The situation that the Seminoles are in is new to some players, but most notably to Norvell. This is the first time in 15 years where Norvell’s team has started 0-2.
Norvell said FSU must improve across the board.
“It’s for me to coach all aspects of our program, you have to pick the standard of how we play and how we conduct ourselves,” Norvell said. “And that’s never going to change. Everybody has a choice, and you have a choice of how you’re going to respond.”
UM’s linebacker Zach McCloud (53) celebrates a second quarter tackle on FSU quarterback James Blackman (1) as the University of Miami host Florida State University Seminoles at Hard Rock Stadium in Miami Gardens on Saturday, September 26, 2020. (Photo: AL DIAZ, [email protected])
All eyes turn to the quarterback position.
FSU quarterbacks James Blackman, Tate Rodemaker and Jordan Travis each threw an interception against UM.

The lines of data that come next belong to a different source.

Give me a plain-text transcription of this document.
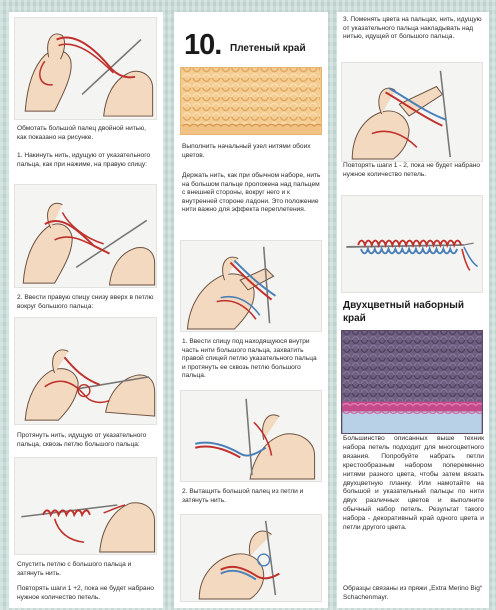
Обмотать большой палец двойной нитью, как показано на рисунке.
1. Накинуть нить, идущую от указательного пальца, как при нажиме, на правую спицу:
2. Ввести правую спицу снизу вверх в петлю вокруг большого пальца:
Протянуть нить, идущую от указательного пальца, сквозь петлю большого пальца:
Спустить петлю с большого пальца и затянуть нить.
Повторять шаги 1 +2, пока не будет набрано нужное количество петель.
10. Плетеный край
Выполнить начальный узел нитями обоих цветов.
Держать нить, как при обычном наборе, нить на большом пальце проложена над пальцем с внешней стороны, вокруг него и к внутренней стороне ладони. Это положение нити важно для эффекта переплетения.
1. Ввести спицу под находящуюся внутри часть нити большого пальца, захватить правой спицей петлю указательного пальца и протянуть ее сквозь петлю большого пальца.
2. Вытащить большой палец из петли и затянуть нить.
3. Поменять цвета на пальцах, нить, идущую от указательного пальца накладывать над нитью, идущей от большого пальца.
Повторять шаги 1 - 2, пока не будет набрано нужное количество петель.
Двухцветный наборный край
Большинство описанных выше техник набора петель подходит для многоцветного вязания. Попробуйте набрать петли крестообразным набором попеременно нитями разного цвета, чтобы затем вязать двухцветную планку. Или намотайте на большой и указательный пальцы по нити двух различных цветов и выполните обычный набор петель. Результат такого набора - декоративный край одного цвета и петли другого цвета.
Образцы связаны из пряжи „Extra Merino Big“ Schachenmayr.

For Redemaker, the game represented the freshman’s collegiate debut. He completed 5 of 9 passes for 47 yards, and Dillingham focused on the positives from the player’s performance.
“He went out there and, yeah, he made a mistake, but that’s part of being a freshman going out there. But he played with confidence and that’s the one thing, when you’re a freshman, is you either play with confidence or you play scared, Dillingham said.
“That’s what I was pleased with, he went out there and played with confidence and that’s something we can work with.”
Blackman struggled throughout the game, going 16 of 26 for 120 yards with one touchdown and an interception.
Travis was used more as a mobile quarterback and only had two passing attempts. Travis rushed for 52 yard on seven carries, and he had the second highest rushing yards in the game.
Dillingham said it’s important FSU’s quarterbacks learn from their mistakes.
“Just got to be able to, when bad things happen, you’ve got to be able to handle those situations better. That’s not just with James. We had three quarterbacks play and all three of them turned the football over in a variety of ways,” Dillingham said.
“It’s when bad things happen, how do we respond? I’ve said that all along is that’s what makes a good quarterback is how do you handle the bad situations?”